別働
天空大陸は、年間を通して比較的過ごしやすい気候と言われている。
しかし地域によって特徴がないわけではなく、北部などは西部に比べれば気温は随分低くなる。
太陽の通り道に最も近い南部はやはりその他の地域より気温は高く、逆に一番太陽の通り道から遠い北部は涼しく、と言ったように穏やかながらにも変化がない訳ではないのだ。
尚、天空大陸で雪景色を見る事が出来るのは北部を除けば僅かな高山地帯のみで、裕福な観光客が運任せの観光ツアーを組むケースもあるらしい。
そして克達が砦の建設に勤しんでいる頃、グレンザムはその北部ウィスペリア大渓谷に居た。
ここはブガニア連邦王国建国後最後の反乱と呼ばれる『ウィスペリアの流血』の舞台であり、両脇を長々と岩山に囲まれて陽の光が届かぬこの土地ではかつて、数千の反乱分子の命が絶たれた場所だ。
この大渓谷にグレンザムが辿り着いたのは、つい先ほどだった。
既に首都ブガニア周辺は警戒を固められていると判断したガイナルは、飛行能力を頼りにグレンザムを一人北部へ送り込んだのである。
幸い空への警戒は甘く、二日ほどで難なく目的の場所に到着する事が出来ていた。
かつて数多の反乱軍の血肉を啜ったであろうこの地を訪れる者は、今ではほとんどいない。
今グレンザムと共にあるのは、既に失われた命の残骸だけだった。
人だったろう骨や衣だったもの、武器、そしてかつては家だったであろう木材の山。
石ころと同じように無造作に転がっているそれらを見回しながら、グレンザムは思考を巡らせる。
移動は無事に終わったが、決して安心は出来ない。
グレンザムが空を飛ぶことを知っている政府が、空の警戒を怠っている理由は一つだ。
政府は警戒対象を、スグルに変えはじめている。
この事も恐らくガイナルは予想していたのだろうが、グレンザムは自分が警戒されないという異常事態に移動中もずっと不気味さと座りの悪さを感じていた。
楽に話が進みすぎる。
そもそも西部についてから一度も攻撃を受けていない。
スグルが帰還と安全を確認してから西を飛び立ちはしたが、不自然なほど敵の動きが感じられなかった。

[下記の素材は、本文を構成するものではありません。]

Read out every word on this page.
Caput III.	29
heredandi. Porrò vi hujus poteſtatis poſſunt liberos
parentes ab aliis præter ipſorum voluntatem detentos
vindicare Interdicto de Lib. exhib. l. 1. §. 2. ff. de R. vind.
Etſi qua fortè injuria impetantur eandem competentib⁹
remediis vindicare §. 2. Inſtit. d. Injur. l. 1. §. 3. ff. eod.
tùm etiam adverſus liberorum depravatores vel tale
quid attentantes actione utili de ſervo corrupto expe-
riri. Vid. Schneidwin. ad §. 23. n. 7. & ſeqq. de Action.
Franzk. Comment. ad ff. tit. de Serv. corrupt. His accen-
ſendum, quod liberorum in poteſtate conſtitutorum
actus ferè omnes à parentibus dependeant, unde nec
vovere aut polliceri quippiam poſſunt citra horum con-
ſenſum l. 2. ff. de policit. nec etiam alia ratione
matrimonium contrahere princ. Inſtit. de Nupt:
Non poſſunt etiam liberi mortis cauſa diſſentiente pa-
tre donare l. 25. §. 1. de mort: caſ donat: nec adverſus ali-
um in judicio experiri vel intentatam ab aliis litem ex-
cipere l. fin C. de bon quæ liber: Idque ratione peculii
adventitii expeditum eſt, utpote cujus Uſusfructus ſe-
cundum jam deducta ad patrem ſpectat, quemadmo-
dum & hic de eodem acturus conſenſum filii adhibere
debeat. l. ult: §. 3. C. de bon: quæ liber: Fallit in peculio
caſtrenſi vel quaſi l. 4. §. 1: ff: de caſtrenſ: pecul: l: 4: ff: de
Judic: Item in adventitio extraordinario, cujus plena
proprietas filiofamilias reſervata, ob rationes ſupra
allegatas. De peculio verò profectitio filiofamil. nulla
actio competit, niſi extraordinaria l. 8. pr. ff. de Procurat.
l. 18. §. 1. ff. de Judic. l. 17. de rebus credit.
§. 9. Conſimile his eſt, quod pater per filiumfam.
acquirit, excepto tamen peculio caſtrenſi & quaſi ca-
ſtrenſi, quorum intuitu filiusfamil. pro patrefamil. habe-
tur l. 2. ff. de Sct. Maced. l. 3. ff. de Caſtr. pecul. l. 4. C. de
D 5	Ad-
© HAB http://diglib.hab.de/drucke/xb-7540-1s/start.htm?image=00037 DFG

と、グレンザムはそこまで考えて初めて、違和感に気付く。
彼の足の裏は、繊細なクリスタル細工が砕けるような感覚を感じていた。
そして上空を飛んでいた頃にはなかった、深い霧が出てきている。
上空から見渡した時は、今彼の足もとでパキリと砕けた霜も、周囲の視界を奪う霧も見当たらなかったはずだ。
まだ季節は秋にもなっていない。
いくら北部が涼しいとは言え、霜が降るには早すぎる。
思考の中から意識を引き戻し、グレンザムは感覚を鋭敏に尖らせ始める。
巧妙に隠そうとしている気配が一つ。
自分の呼吸や足音に合わせて動いている何者かの存在を、グレンザムの感覚はすぐに捕らえていた。
そんな隠れ方をするのは知性ある生き物だけだ。
野生の獣やモンスターの類では、ない。
「ふむ。案内を頼めないだろうか」
グレンザムは異変を感じ取りつつも、驚く様子もなく落ち着いて語りかける。
気配の主の動きから見て、複数ではない。
狩人か、もしくは暗殺者。
グレンザムにとっては、恐れるに足らない相手だ。
「用があって、来た。むやみに戦うつもりはない。案内を頼めないだろうか」
戦意がないことを告げつつ、グレンザムは再び気配の主に向けて声をかける。
しかし、返事はない。
感じるのは、巧妙に隠そうとしている殺意だけだった。